More desirable—but least likely—Turner might “find a company we love so much that we want to acquire them,” Austin says. But Turner doesn’t yet have much of a record of startup acquisitions, with the exception of Zite, the maker of a personalized news reader for tablets that we profiled here in March. CNN bought the startup last fall.
Third, and most likely, in Austin’s words: Turner “really likes” the company and decides to make a strategic investment beyond the initial $20,000. He points out that Time Warner has a strategic fund, Time Warner Investments, for just such occasions. This January, for example, the fund led a $12 million Series B round for Cambridge, MA-based Bluefin Labs, a social TV analytics company.
But even if the Media Camp startups don’t end up having any long-term relationship with Turner or Time Warner, the company will work to get them funded by other investors, Austin says. That’s the point of the pitch day for venture and angel investors, and participating startups will also get exposure to specific venture firms close to Turner. “We are not going to guarantee funding coming out of this, but hopefully we can find some kind of commercial arrangement to utilize their technologies, and we will do everything in our power to help them get funded externally.”

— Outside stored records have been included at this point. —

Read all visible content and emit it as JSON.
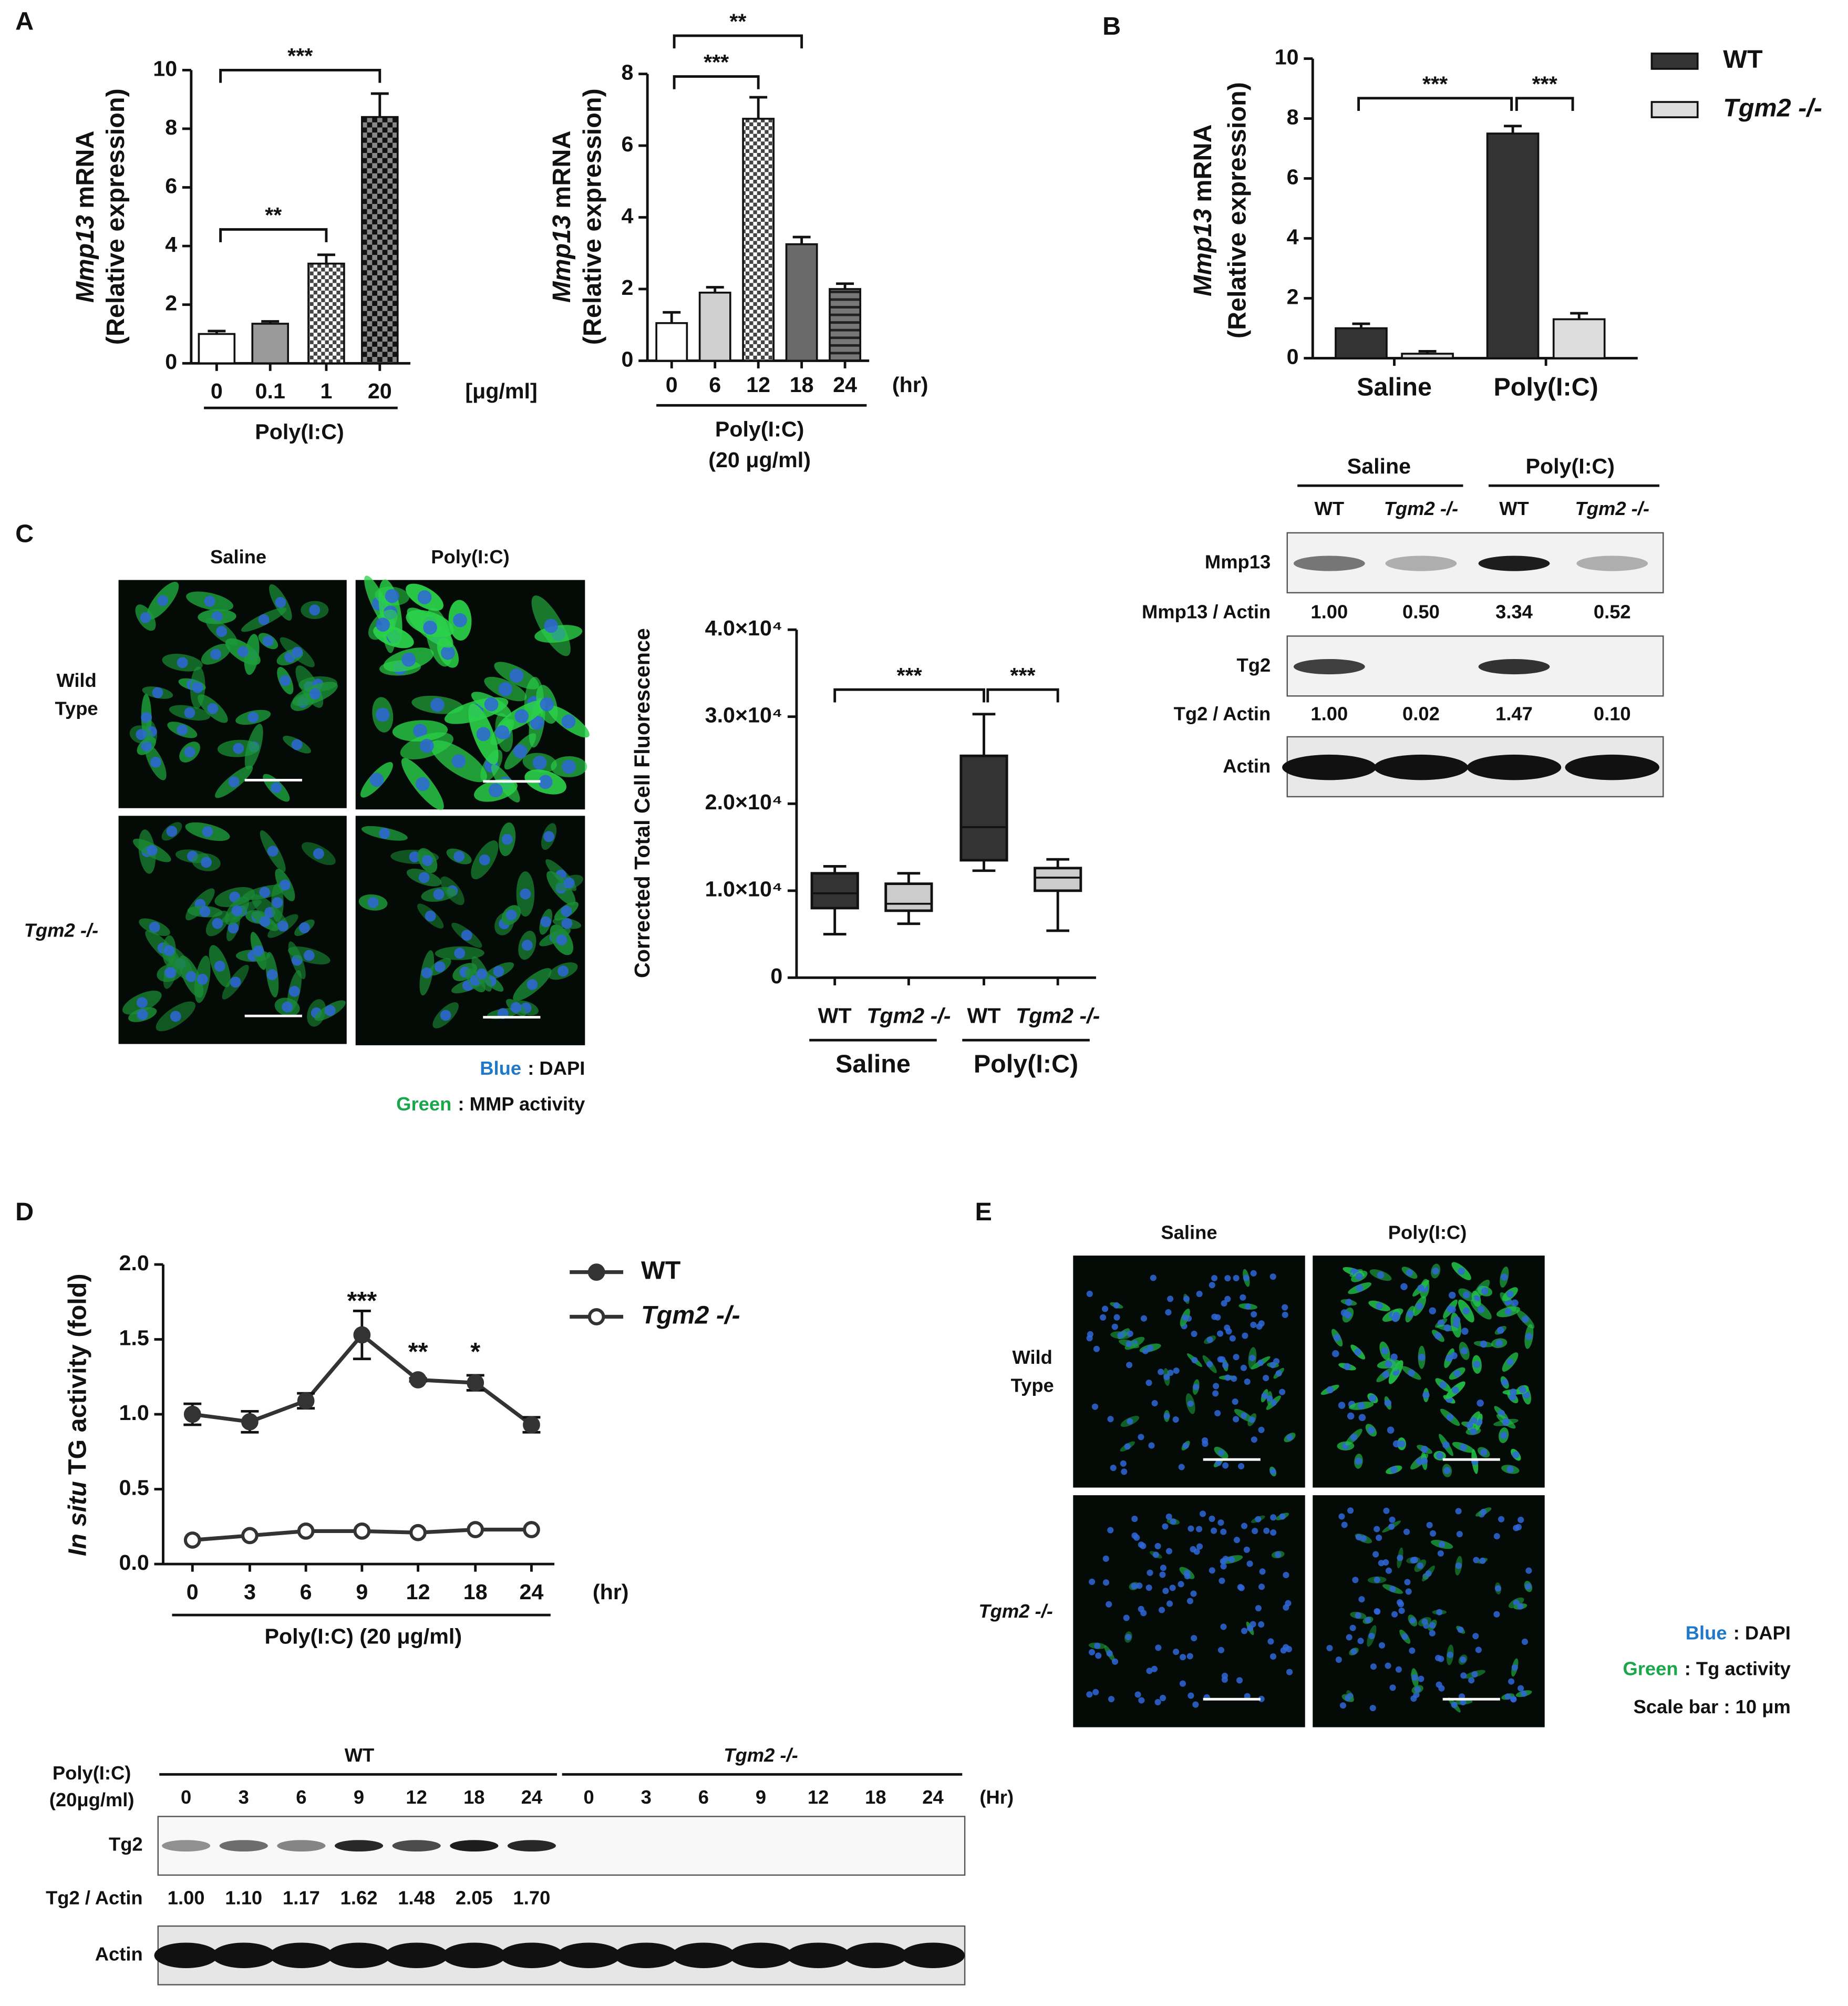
{
  "panel_labels": [
    "A",
    "B",
    "C",
    "D",
    "E"
  ],
  "chart_data": [
    {
      "type": "bar",
      "categories": [
        "0",
        "0.1",
        "1",
        "20"
      ],
      "values": [
        1.0,
        1.35,
        3.4,
        8.4
      ],
      "errors": [
        0.1,
        0.08,
        0.3,
        0.8
      ],
      "colors": [
        "#ffffff",
        "#9a9a9a",
        "url(#chk)",
        "url(#chk2)"
      ],
      "ylim": [
        0,
        10
      ],
      "yticks": [
        0,
        2,
        4,
        6,
        8,
        10
      ],
      "ylabel_italic": "Mmp13",
      "ylabel": "mRNA",
      "ylabel2": "(Relative expression)",
      "unit": "[μg/ml]",
      "xlabel": [
        "Poly(I:C)"
      ],
      "annotations": [
        "***",
        "**"
      ]
    },
    {
      "type": "bar",
      "categories": [
        "0",
        "6",
        "12",
        "18",
        "24"
      ],
      "values": [
        1.05,
        1.9,
        6.75,
        3.25,
        2.0
      ],
      "errors": [
        0.3,
        0.15,
        0.6,
        0.2,
        0.15
      ],
      "colors": [
        "#ffffff",
        "#d0d0d0",
        "url(#chk)",
        "#6a6a6a",
        "url(#hz)"
      ],
      "ylim": [
        0,
        8
      ],
      "yticks": [
        0,
        2,
        4,
        6,
        8
      ],
      "ylabel_italic": "Mmp13",
      "ylabel": "mRNA",
      "ylabel2": "(Relative expression)",
      "unit": "(hr)",
      "xlabel": [
        "Poly(I:C)",
        "(20 μg/ml)"
      ],
      "annotations": [
        "**",
        "***"
      ]
    },
    {
      "type": "bar",
      "categories": [
        "Saline",
        "Poly(I:C)"
      ],
      "series": [
        {
          "name": "WT",
          "color": "#333333",
          "values": [
            1.0,
            7.5
          ],
          "errors": [
            0.15,
            0.25
          ]
        },
        {
          "name": "Tgm2 -/-",
          "color": "#dddddd",
          "values": [
            0.15,
            1.3
          ],
          "errors": [
            0.08,
            0.2
          ]
        }
      ],
      "ylim": [
        0,
        10
      ],
      "yticks": [
        0,
        2,
        4,
        6,
        8,
        10
      ],
      "ylabel_italic": "Mmp13",
      "ylabel": "mRNA",
      "ylabel2": "(Relative expression)",
      "annotations": [
        "***",
        "***"
      ]
    },
    {
      "type": "box",
      "categories": [
        "WT",
        "Tgm2 -/-",
        "WT",
        "Tgm2 -/-"
      ],
      "groups": [
        "Saline",
        "Poly(I:C)"
      ],
      "boxes": [
        {
          "min": 5000,
          "q1": 8000,
          "median": 9700,
          "q3": 12000,
          "max": 12800
        },
        {
          "min": 6200,
          "q1": 7700,
          "median": 8500,
          "q3": 10800,
          "max": 12000
        },
        {
          "min": 12300,
          "q1": 13500,
          "median": 17300,
          "q3": 25500,
          "max": 30300
        },
        {
          "min": 5400,
          "q1": 10000,
          "median": 11500,
          "q3": 12600,
          "max": 13600
        }
      ],
      "colors": [
        "#333333",
        "#cccccc",
        "#333333",
        "#cccccc"
      ],
      "ylim": [
        0,
        40000
      ],
      "yticks": [
        0,
        {
          "value": 10000,
          "label": "1.0×10⁴"
        },
        {
          "value": 20000,
          "label": "2.0×10⁴"
        },
        {
          "value": 30000,
          "label": "3.0×10⁴"
        },
        {
          "value": 40000,
          "label": "4.0×10⁴"
        }
      ],
      "ylabel": "Corrected Total Cell Fluorescence",
      "annotations": [
        "***",
        "***"
      ]
    },
    {
      "type": "line",
      "categories": [
        "0",
        "3",
        "6",
        "9",
        "12",
        "18",
        "24"
      ],
      "series": [
        {
          "name": "WT",
          "color": "#333333",
          "marker_fill": "#333333",
          "values": [
            1.0,
            0.95,
            1.09,
            1.53,
            1.23,
            1.21,
            0.93
          ],
          "errors": [
            0.07,
            0.07,
            0.05,
            0.16,
            0.01,
            0.05,
            0.05
          ]
        },
        {
          "name": "Tgm2 -/-",
          "color": "#333333",
          "marker_fill": "#ffffff",
          "values": [
            0.16,
            0.19,
            0.22,
            0.22,
            0.21,
            0.23,
            0.23
          ]
        }
      ],
      "ylim": [
        0,
        2
      ],
      "yticks": [
        {
          "value": 0,
          "label": "0.0"
        },
        {
          "value": 0.5,
          "label": "0.5"
        },
        {
          "value": 1,
          "label": "1.0"
        },
        {
          "value": 1.5,
          "label": "1.5"
        },
        {
          "value": 2,
          "label": "2.0"
        }
      ],
      "ylabel_italic": "In situ",
      "ylabel": "TG activity (fold)",
      "unit": "(hr)",
      "xlabel": [
        "Poly(I:C) (20 μg/ml)"
      ],
      "annotations": [
        "***",
        "**",
        "*"
      ]
    }
  ],
  "blot_b": {
    "groups": [
      "Saline",
      "Poly(I:C)"
    ],
    "lanes": [
      "WT",
      "Tgm2 -/-",
      "WT",
      "Tgm2 -/-"
    ],
    "rows": [
      {
        "label": "Mmp13"
      },
      {
        "label": "Mmp13 / Actin",
        "values": [
          "1.00",
          "0.50",
          "3.34",
          "0.52"
        ]
      },
      {
        "label": "Tg2"
      },
      {
        "label": "Tg2 / Actin",
        "values": [
          "1.00",
          "0.02",
          "1.47",
          "0.10"
        ]
      },
      {
        "label": "Actin"
      }
    ]
  },
  "images_c": {
    "columns": [
      "Saline",
      "Poly(I:C)"
    ],
    "rows": [
      [
        "Wild",
        "Type"
      ],
      [
        "Tgm2 -/-"
      ]
    ],
    "legend": [
      {
        "key": "Blue",
        "text": ": DAPI"
      },
      {
        "key": "Green",
        "text": ":  MMP activity"
      }
    ]
  },
  "blot_d": {
    "treatment": [
      "Poly(I:C)",
      "(20μg/ml)"
    ],
    "genotypes": [
      "WT",
      "Tgm2 -/-"
    ],
    "lanes": [
      "0",
      "3",
      "6",
      "9",
      "12",
      "18",
      "24",
      "0",
      "3",
      "6",
      "9",
      "12",
      "18",
      "24"
    ],
    "unit": "(Hr)",
    "rows": [
      {
        "label": "Tg2"
      },
      {
        "label": "Tg2 / Actin",
        "values": [
          "1.00",
          "1.10",
          "1.17",
          "1.62",
          "1.48",
          "2.05",
          "1.70"
        ]
      },
      {
        "label": "Actin"
      }
    ]
  },
  "images_e": {
    "columns": [
      "Saline",
      "Poly(I:C)"
    ],
    "rows": [
      [
        "Wild",
        "Type"
      ],
      [
        "Tgm2 -/-"
      ]
    ],
    "legend": [
      {
        "key": "Blue",
        "text": ": DAPI"
      },
      {
        "key": "Green",
        "text": ":  Tg activity"
      }
    ],
    "scale_bar": "Scale bar : 10 μm"
  }
}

Personally, I’ve been an early, vocal, and public cord-cutter—I prefer my TV content in Internet-mediated, à la carte form, not in the expensive, bundled form the cable providers and TV networks would rather sell me. And I’m pretty sure I’m not alone. So I asked Austin whether the creation of Media Camp is in part a hedge against the day when Turner’s revenues from cable TV programming begin to drop. His response was a veiled yes.
“My personal belief is that the number of cord-cutters is still very small, and more people have been coming on board than cutting,” he says. “That doesn’t’ mean there won’t be a major disruption, but if there is going to be a decline, I don’t believe it is going to be a cliff, it will be more gradual. The problem is that digital [i.e. Internet] dollars, classically, amount to pennies on the linear dollar. [“Linear” is cable-speak for live.] I think there are ways of making more money off digital, and we are close to doing that, but that is one area where I am looking for startups that are interesting. If linear dollars do decline, it would be nice to have the digital dollars to make up the difference.”
“That,” Austin sums up, “is why it makes sense for a company like Turner, which still makes the vast majority of its revenue outside the digital realm, to focus on digital, which we are doing here in San Francisco. I don’t think we have the answer today. But my personal belief is that we have a few years to figure this out.”